= North Carolina Award =

The North Carolina Award is the highest civilian award bestowed by the U.S. state of North Carolina. It is awarded in the four fields of science, literature, the fine arts, and public service. Sometimes referred to as the "Nobel Prize of North Carolina", the award has been given to up to nine individuals each year since 1964. The awards, provided for by chapters 140A and 143B of the North Carolina General Statutes, are chosen by the North Carolina Awards Committee appointed by the Governor of North Carolina and supervised by the North Carolina Department of Natural and Cultural Resources.

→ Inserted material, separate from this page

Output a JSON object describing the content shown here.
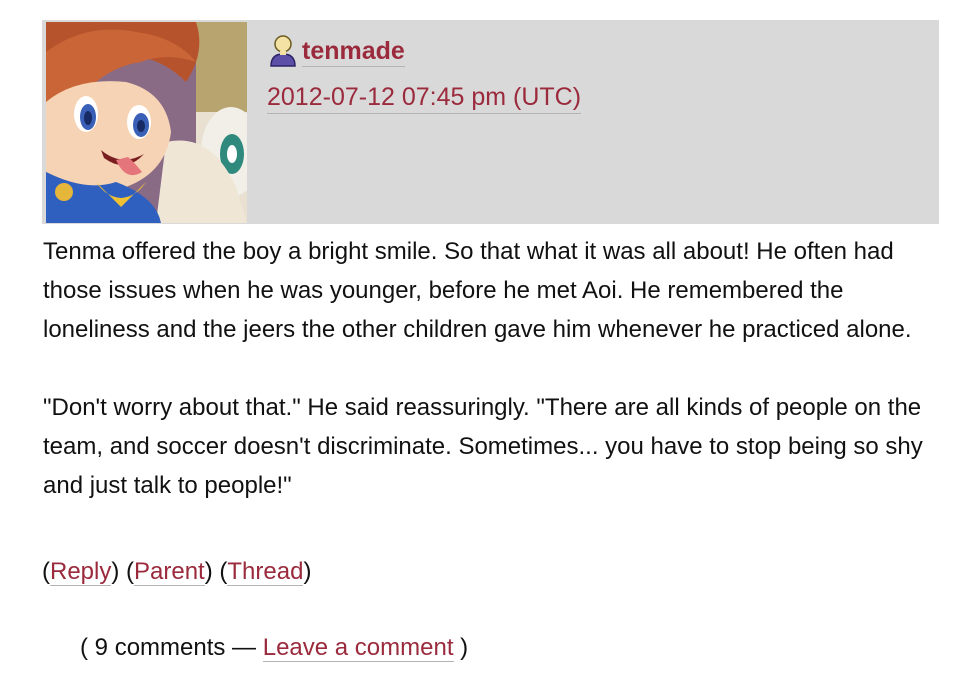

The award was designed by sculptor Paul Manship and was one of the last commissions he completed before his death.

==History==
On June 22, 1961, the North Carolina General Assembly passed legislation creating the North Carolina Awards. The enacting statute provided for awards for "Literature, Science, the Fine Arts and Public Service" to be conferred upon five citizens and one former citizen of the state every year. The program was designed to be a overseen by a five-person commission appointed by the governor. The commission would in turn appoint committees for each awarding category who would select the awardees.

The award medal was designed by Paul Manship. The first five awards were issued in 1964.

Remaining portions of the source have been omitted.